Introduction: The Gap Between Using a Chatbot and Understanding One
You have called trl.PPOTrainer or trl.DPOTrainer. The loss goes down. The model seems better. But if someone asks you why the KL penalty coefficient is set to 0.04, or what happens to advantage estimation when the reward model starts overfitting, or why DPO even works without a separate reinforcement learning step — you don't have a clean answer.
That gap is the problem. Every modern chat model — ChatGPT, Claude, Gemini — is shaped by Reinforcement Learning from Human Feedback (RLHF), yet most developers treat alignment as a black box buried inside a library call. The consequence is that when your aligned model reward-hacks, when PPO training collapses, or when you need to adapt the pipeline for a domain-specific assistant, you are stuck.
Build RLHF and DPO from Scratch (labs.codersarts.com) is a structured project course that closes this gap. You implement the full alignment pipeline yourself in PyTorch: supervised fine-tuning, a reward model trained on Bradley-Terry preference loss, a complete PPO loop with KL penalty, and both DPO and IPO as reward-model-free alternatives.

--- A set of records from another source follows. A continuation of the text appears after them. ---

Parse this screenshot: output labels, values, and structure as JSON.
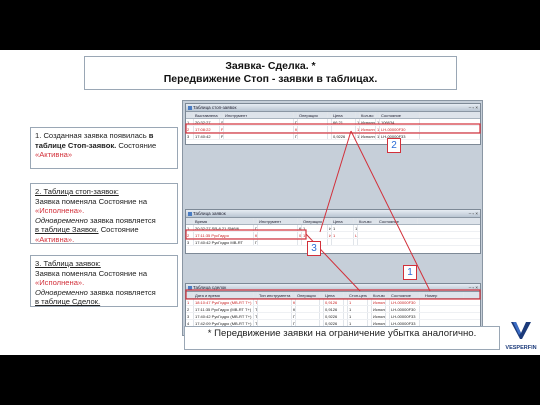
{
  "title": {
    "line1": "Заявка- Сделка. *",
    "line2": "Передвижение Стоп - заявки в таблицах."
  },
  "notes": {
    "n1": {
      "plain": "1. Созданная заявка появилась ",
      "bold": "в таблице Стоп-заявок.",
      "tail": " Состояние ",
      "red": "«Активна»"
    },
    "n2": {
      "line1": "2. Таблица стоп-заявок:",
      "line2": "Заявка поменяла Состояние на",
      "red": "«Исполнена».",
      "italic": "Одновременно",
      "mid": " заявка появляется ",
      "underline": "в таблице Заявок.",
      "tail": " Состояние",
      "red2": "«Активна»."
    },
    "n3": {
      "line1": "3. Таблица заявок:",
      "line2": "Заявка поменяла Состояние на",
      "red": "«Исполнена».",
      "italic": "Одновременно",
      "mid": " заявка появляется ",
      "underline": "в таблице Сделок."
    }
  },
  "stop_orders": {
    "title": "Таблица стоп-заявок",
    "columns": [
      "",
      "Выставлена (время)",
      "",
      "Инструмент",
      "",
      "Операция",
      "",
      "Цена",
      "",
      "Кол-во",
      "",
      "Состояние"
    ],
    "rows": [
      [
        "1",
        "20:32:27",
        "SR-6.21 SM6/6 (Фьючерсы ФО)",
        "",
        "Продажа",
        "",
        "",
        "66,21",
        "1",
        "Исполнена",
        "1",
        "106634"
      ],
      [
        "2",
        "17:08:22",
        "РусГидро (MB-RT Т+ Акции и ДР)",
        "",
        "Купля",
        "",
        "",
        "",
        "1",
        "Исполнена",
        "1",
        "LH-00000F30"
      ],
      [
        "3",
        "17:40:42",
        "РусГидро (MB-RT Т+ Акции и ДР)",
        "",
        "Продажа",
        "",
        "",
        "0,9226",
        "1",
        "Исполнена",
        "1",
        "LH-00000F33"
      ]
    ]
  },
  "orders": {
    "title": "Таблица заявок",
    "columns": [
      "",
      "Время",
      "",
      "Инструмент",
      "",
      "Операция",
      "",
      "Цена",
      "",
      "Кол-во",
      "Состояние"
    ],
    "rows": [
      [
        "1",
        "20:32:27 SR-6.21 SM6/6",
        "Продажа",
        "",
        "66,21",
        "1",
        "Исполнена",
        "1",
        "106634"
      ],
      [
        "2",
        "17:11:35 РусГидро",
        "Купля",
        "",
        "0,9126",
        "1",
        "Исполнена",
        "1",
        "LH-00000F30"
      ],
      [
        "3",
        "17:40:42 РусГидро MB-RT",
        "Продажа",
        "",
        "",
        "",
        "",
        "",
        ""
      ]
    ]
  },
  "trades": {
    "title": "Таблица сделок",
    "columns": [
      "",
      "Дата и время",
      "",
      "Тип инструмента",
      "",
      "Операция",
      "",
      "Цена",
      "",
      "Стоп-цена",
      "",
      "Кол-во",
      "",
      "Состояние",
      "",
      "Номер"
    ],
    "rows": [
      [
        "1",
        "18:10:47 РусГидро (MB-RT Т+)",
        "Т+ Акции и ДР",
        "",
        "Купля",
        "",
        "",
        "0,9126",
        "",
        "1",
        "",
        "Исполнена",
        "",
        "LH-00000F30"
      ],
      [
        "2",
        "17:11:35 РусГидро (MB-RT Т+)",
        "Т+ Акции и ДР",
        "",
        "Купля",
        "",
        "",
        "0,9126",
        "",
        "1",
        "",
        "Исполнена",
        "",
        "LH-00000F30"
      ],
      [
        "3",
        "17:40:42 РусГидро (MB-RT Т+)",
        "Т+ Акции и ДР",
        "",
        "Продажа",
        "",
        "",
        "0,9226",
        "",
        "1",
        "",
        "Исполнена",
        "",
        "LH-00000F33"
      ],
      [
        "4",
        "17:42:09 РусГидро (MB-RT Т+)",
        "Т+ Акции и ДР",
        "",
        "Продажа",
        "",
        "",
        "0,9226",
        "",
        "1",
        "",
        "Исполнена",
        "",
        "LH-00000F33"
      ],
      [
        "5",
        "17:42:09 РусГидро (MB-RT Т+)",
        "Т+ Акции и ДР",
        "",
        "Продажа",
        "",
        "",
        "0,9226",
        "",
        "1",
        "",
        "Исполнена",
        "",
        "LH-00000F33"
      ]
    ]
  },
  "badges": {
    "b1": "1",
    "b2": "2",
    "b3": "3"
  },
  "footnote": "* Передвижение заявки на ограничение убытка аналогично.",
  "logo": {
    "brand": "VESPERFIN"
  },
  "colors": {
    "accent_red": "#d2303a",
    "badge_text": "#2b6cd6",
    "logo_blue": "#1b3a7a"
  },
  "icons": {
    "window_buttons": "minimize-maximize-close-icons",
    "logo": "vesperfin-v-logo"
  }
}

Real-world use cases this course prepares you for:
Aligning a domain-specific assistant (support, legal, healthcare) to a preferred tone and policy
Training a reward model to rank or filter generations for quality control
Replacing expensive RLHF library wrappers with an owned, debuggable pipeline
Researching and comparing alignment algorithms — PPO vs DPO vs IPO
Preparing for advanced topics like verifiable-reward RL, GRPO, and reasoning-model training
Understanding how production models are aligned so you can evaluate or audit them
This post covers the full architecture, the tech stack, the implementation phases, and the common failure modes. It does not include the full source code — that is inside the course.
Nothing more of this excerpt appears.